• ludwigshafenda adeta kendi şehrini kurmuş bir kimya dünya devi. sayısal değerini aklımda tutamadım 1400 futbol sahası büyüklüğünde bir alana kurulmuş. yazıldığı gibi kendi limanı, demir yolu, sırf kendi çalışanları için günde 8 sefer yapan bir yolcu tren istasyonu bile var. sadece çalışanları içeride ulaşımlarını rahat sağlasınlar diye 15000 bisiklet her yerde. ama kask takmak zorunlu. tabi ki tesis içi otobüsle ulaşımları da var. çalışanları kalsın diye 3 odalı evlerden oluşan binalar yapılmış, çalışanları işten çıkınca eğlensin diye tesis kurmuş, ünlü müzisyenleri de programlarına dahil ediyorlarmış. belli bir saatten sonra halka da açık oluyormuş eğlenceleri. bir yemek sundular tesislerini gezmeye gelen öğrencilere tam kalitelerine yakışır şekilde.
    o kadar büyük ki otobüsle gezebilirsiniz. o kadar çok kimyasal üretiyorlar ki, gerçekten kimyayı yaratıyorlar. kendi itfaiyeleri var. yukarıda da bir arkadaşın yazdığı gibi tesis içindeki sokaklara kimyasal isimleri verilmiş, naphtastr, methylstr gibi. 1800lerin sonundan beri aktif. adının harfleri ilk ürettiği kimyasallardan ve ilk kurulduğu yerden geliyor: badische anilin und soda fabrik.
    dehşet büyük ya dehşet. otu boku üretiyorlar. öğrencilere verilen bir proje tasarlandıktan sonra esas tesisi görmeye davet ettiler. bize verilen görevdeki formik asit üretim tesisini onlar 1985 yılında kurmuşlar zaten. şu anda aynısını kursalar ekonomik olarak çok büyük zarar ederlermiş fakat o zamanlar kurabilmişler işte.
    insan hayran oluyor, yolda eve dönerken yanımızdan geçen araçlara bakıyorum vw, bmv, mercedes, audi. adamlar yapmış abi ya, ne gururdur kendi aracını kullanmak, kimyada dev olmak? alman olasım geldi lan ne büyük bi kıvanç. bazen diyorum alman vatandaşı olaydım böyle öz be öz alman hiç bir yere kıpırdamazdım almanyadan. ingilizcem de akıcı, medeni medeni yaşıyorum ekonomi desen 10 numara ulaşım özgürlüğü desen 5 yıldız. sorumluluk, ahlak, dürüstlük, devlete güven peheyy. türkiyenin koymuşum amına. bana ne orada küçük insanlar birbirinin bokunda boğuluyor. ah ulan ah. ne var ki o toprakları tatmışsın işte. toprak çekiyor lanet ede ede gidiyorsun, gidince bi posta daha küfrediyorsun.
    aman neyse.
    okulda aynı sıraları paylaştığım öğrenci profili öğrenmeye aç, bilgileri imbikten süzüp de beynine yerleştiriyor, hep mantık hep mantık. hep sorgulama, hocalar soru sorulmasından memnun, öğrenciler sorgulamaktan. takdir ettim, ediyorum, her noktada almanların farkını hissediyorsun. bizim gibi ezberci değiller. tembel halleri bile bizden üretken. tabi bu baz aldığım düşünceler hep akademi dünyası için. yoksa onların da ayyaşı, malı çok.
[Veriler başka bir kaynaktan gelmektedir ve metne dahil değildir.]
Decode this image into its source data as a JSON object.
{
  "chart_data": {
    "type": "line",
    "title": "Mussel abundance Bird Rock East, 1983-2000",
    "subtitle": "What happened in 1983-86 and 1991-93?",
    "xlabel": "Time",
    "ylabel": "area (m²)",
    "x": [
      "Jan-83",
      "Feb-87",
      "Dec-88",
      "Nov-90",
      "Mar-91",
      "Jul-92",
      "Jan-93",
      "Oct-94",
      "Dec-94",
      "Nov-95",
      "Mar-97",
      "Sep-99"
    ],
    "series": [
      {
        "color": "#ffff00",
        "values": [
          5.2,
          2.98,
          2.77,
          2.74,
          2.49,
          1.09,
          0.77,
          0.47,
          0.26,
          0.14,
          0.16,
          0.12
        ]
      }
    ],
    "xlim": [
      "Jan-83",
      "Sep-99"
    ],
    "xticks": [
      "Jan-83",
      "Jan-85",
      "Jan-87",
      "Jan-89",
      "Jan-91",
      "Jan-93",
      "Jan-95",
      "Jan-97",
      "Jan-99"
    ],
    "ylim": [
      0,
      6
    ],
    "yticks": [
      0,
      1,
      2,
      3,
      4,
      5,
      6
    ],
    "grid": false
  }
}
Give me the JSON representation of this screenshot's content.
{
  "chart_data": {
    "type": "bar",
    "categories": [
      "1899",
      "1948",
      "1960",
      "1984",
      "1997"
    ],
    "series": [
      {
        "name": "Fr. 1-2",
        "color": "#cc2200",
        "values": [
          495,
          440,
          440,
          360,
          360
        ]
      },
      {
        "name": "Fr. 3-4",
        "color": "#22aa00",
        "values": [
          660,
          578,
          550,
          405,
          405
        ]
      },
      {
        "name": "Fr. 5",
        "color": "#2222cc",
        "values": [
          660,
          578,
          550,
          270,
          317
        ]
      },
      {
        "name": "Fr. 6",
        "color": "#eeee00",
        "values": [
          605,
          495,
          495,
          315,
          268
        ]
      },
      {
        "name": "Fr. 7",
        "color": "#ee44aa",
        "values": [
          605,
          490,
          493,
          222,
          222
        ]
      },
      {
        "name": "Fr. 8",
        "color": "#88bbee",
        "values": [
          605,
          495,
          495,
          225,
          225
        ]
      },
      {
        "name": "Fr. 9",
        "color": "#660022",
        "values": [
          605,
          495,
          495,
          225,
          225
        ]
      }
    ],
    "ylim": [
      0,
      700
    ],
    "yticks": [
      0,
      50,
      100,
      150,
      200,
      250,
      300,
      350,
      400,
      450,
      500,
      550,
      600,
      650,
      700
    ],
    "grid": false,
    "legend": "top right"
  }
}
    o değil de işte beaesef muazzam bir alman kimya devi. adamlar çözmüş, olayı bitirmiş.
  • neden tv'de reklamı dönüyor bir türlü anlamıyorum. bilen zaten basf'yi biliyordur, ürünlerini alıyordur falan da muhteşem yüzyıl'ın izleyici kitlesi içerisinden basf reklamını görüp de bu neymiş diye ilgilenecek kaç kişi var? yani bu firmanın son kullanıcısı biz miyiz? ben mesela sade vatandaş olarak basf'yi beğensem, hangi ürününü alabilirim? adam direkt isminin reklamını yapıyor da ürünleri nedir? nerede satılır? nasıl alabilirim bunları bizim mi araştırıp bulmamızı istiyor. bu kadar kendini beğenmişlik olur mu arkadaş, ben sana adımı dedim, gerisi senin bileceğin iş tadında reklam mı olur?

    netice olarak bir basf firması olduğunu biliyorum ama ne boka derman olduğunu bilmiyorum. son kullanıcıya yönelik bir reklam değil sanki. marka bilinci oluşturmak istiyorlar desem, benim hafize ninem ne anlar "a chemical company" sloganından.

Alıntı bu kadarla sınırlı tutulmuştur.